May 30, 2012 at 9:01 am
Delegation to those "office assistants" was critical at the time. Typing was a skill that was not universally mastered in the workplace. When you received a memo, the grammar and spelling were correct, sentences made sense, paragraphs were well formed and the intent and content was usually very clear. A good secretary or office assistant could usually clean up the errors without interrupting the author, allowing the author to use time more effectively.
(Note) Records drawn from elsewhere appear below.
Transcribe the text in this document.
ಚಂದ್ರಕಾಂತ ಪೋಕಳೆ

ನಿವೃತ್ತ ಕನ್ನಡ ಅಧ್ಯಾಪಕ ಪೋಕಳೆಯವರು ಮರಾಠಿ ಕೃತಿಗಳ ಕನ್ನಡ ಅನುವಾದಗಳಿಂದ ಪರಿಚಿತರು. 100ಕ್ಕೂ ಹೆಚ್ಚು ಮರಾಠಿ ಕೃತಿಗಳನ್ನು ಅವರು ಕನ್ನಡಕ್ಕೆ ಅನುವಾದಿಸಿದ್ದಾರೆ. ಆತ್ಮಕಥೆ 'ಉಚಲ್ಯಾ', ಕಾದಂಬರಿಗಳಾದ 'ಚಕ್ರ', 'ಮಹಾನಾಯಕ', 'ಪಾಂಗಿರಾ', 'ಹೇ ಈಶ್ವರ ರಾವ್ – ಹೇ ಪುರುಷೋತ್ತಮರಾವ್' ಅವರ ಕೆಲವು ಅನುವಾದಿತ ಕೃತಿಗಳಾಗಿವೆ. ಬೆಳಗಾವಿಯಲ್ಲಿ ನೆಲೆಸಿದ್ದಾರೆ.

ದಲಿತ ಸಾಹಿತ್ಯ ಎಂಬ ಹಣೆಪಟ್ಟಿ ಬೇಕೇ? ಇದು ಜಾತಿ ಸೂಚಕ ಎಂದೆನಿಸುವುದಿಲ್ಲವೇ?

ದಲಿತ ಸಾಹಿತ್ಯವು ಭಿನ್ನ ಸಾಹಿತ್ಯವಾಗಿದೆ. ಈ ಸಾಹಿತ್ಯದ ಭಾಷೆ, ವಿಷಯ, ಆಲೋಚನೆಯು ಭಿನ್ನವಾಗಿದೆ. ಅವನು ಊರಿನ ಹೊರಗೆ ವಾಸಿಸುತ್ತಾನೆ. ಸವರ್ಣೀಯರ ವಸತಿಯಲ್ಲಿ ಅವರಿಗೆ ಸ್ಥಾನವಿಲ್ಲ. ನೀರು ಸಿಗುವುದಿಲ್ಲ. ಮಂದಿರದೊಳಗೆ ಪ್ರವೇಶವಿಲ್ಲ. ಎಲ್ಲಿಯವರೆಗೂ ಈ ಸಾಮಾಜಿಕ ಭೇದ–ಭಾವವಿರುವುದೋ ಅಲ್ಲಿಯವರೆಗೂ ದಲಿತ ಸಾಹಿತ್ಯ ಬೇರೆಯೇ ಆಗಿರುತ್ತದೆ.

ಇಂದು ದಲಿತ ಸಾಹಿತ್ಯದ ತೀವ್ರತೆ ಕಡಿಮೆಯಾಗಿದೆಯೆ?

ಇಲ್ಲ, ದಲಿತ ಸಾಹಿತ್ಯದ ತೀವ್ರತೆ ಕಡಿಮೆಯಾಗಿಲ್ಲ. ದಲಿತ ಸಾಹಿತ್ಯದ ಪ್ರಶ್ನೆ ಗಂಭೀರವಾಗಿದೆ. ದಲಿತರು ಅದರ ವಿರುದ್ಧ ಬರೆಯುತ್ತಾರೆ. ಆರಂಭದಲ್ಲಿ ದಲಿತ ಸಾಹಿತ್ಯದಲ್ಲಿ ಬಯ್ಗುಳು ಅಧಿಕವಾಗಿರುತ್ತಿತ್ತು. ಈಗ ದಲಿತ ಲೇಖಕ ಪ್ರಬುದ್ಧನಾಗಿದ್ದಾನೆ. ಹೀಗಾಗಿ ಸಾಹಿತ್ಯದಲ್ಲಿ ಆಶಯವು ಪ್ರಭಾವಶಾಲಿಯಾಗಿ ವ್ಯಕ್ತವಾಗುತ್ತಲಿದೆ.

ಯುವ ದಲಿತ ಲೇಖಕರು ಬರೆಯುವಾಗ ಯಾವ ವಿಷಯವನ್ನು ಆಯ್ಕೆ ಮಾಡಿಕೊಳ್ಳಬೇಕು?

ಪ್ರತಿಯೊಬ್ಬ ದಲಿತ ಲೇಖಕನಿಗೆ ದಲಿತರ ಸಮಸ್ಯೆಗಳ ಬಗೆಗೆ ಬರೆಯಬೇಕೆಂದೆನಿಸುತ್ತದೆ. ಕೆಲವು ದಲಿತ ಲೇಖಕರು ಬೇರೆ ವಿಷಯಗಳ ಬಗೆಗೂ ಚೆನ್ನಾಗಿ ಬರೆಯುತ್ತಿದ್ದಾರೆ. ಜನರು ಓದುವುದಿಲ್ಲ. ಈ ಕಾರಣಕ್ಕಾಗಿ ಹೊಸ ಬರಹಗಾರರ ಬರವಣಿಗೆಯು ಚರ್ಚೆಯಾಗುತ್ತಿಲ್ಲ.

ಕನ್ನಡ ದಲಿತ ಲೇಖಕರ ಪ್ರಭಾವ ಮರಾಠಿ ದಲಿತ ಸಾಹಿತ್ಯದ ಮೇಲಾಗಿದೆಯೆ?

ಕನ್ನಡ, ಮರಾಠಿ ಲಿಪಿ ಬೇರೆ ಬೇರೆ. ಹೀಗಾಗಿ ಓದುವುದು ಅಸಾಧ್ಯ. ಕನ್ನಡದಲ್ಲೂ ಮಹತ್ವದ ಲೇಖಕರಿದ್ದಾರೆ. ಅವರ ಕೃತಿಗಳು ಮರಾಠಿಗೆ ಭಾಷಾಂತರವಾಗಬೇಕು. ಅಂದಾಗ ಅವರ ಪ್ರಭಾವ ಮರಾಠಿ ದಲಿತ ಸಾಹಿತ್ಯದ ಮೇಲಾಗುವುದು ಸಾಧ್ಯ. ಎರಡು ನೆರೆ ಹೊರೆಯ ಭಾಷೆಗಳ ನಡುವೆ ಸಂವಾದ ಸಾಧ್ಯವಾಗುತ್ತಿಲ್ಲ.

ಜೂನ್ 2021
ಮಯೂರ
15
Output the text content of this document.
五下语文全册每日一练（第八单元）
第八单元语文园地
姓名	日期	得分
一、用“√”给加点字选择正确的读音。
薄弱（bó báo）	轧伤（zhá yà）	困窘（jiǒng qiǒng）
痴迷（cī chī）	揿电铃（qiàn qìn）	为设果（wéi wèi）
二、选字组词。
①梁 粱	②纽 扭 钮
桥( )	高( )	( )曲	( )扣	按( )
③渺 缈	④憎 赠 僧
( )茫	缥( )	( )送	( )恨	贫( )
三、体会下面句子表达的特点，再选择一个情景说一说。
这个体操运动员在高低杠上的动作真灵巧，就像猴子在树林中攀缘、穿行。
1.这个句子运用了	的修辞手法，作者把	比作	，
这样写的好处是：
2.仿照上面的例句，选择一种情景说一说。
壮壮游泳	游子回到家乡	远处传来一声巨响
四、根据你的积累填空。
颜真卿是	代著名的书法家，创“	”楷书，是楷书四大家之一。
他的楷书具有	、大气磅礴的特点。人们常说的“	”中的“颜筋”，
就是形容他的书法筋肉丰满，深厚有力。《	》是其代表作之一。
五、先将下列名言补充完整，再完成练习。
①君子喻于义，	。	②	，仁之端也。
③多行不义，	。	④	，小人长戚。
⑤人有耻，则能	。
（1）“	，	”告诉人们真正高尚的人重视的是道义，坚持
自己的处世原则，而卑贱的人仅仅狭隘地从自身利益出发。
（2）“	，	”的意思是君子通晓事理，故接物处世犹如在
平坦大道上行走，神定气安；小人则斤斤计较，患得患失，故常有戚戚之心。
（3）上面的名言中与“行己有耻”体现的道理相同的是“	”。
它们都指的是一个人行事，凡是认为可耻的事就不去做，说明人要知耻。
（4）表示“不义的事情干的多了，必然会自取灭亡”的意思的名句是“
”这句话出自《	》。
Today, without this help, many office workers, especially managers, find that while their technical and managerial skills are up to the job, they are constantly defeated by the mechanics of writing. Too often, I have received memos (and emails) that verge on the unreadable and whose content is erroneous or misleading. When subordinates follow those memos, company resources are wasted on work that need not have been done and may have to be undone in order for the right job to get done.
I, for one, am a programmer: my expertise is in designing and building software. I am not a writer, nor do I aspire to be one. I would rather lay out the structure of a document, then turn over the writing to someone who chooses to be a technical writer. They will do a much better job than I can.
But, alas, 'tis not to be.....
May 30, 2012 at 10:09 am
Robert Domitz (5/30/2012)
I, for one, am a programmer: my expertise is in designing and building software. I am not a writer, nor do I aspire to be one. I would rather lay out the structure of a document, then turn over the writing to someone who chooses to be a technical writer. They will do a much better job than I can.But, alas, 'tis not to be.....
Makes me wonder if we ought to still have assistants. Unfortunately so many managers tasked with writing and communicating don't do a good job either.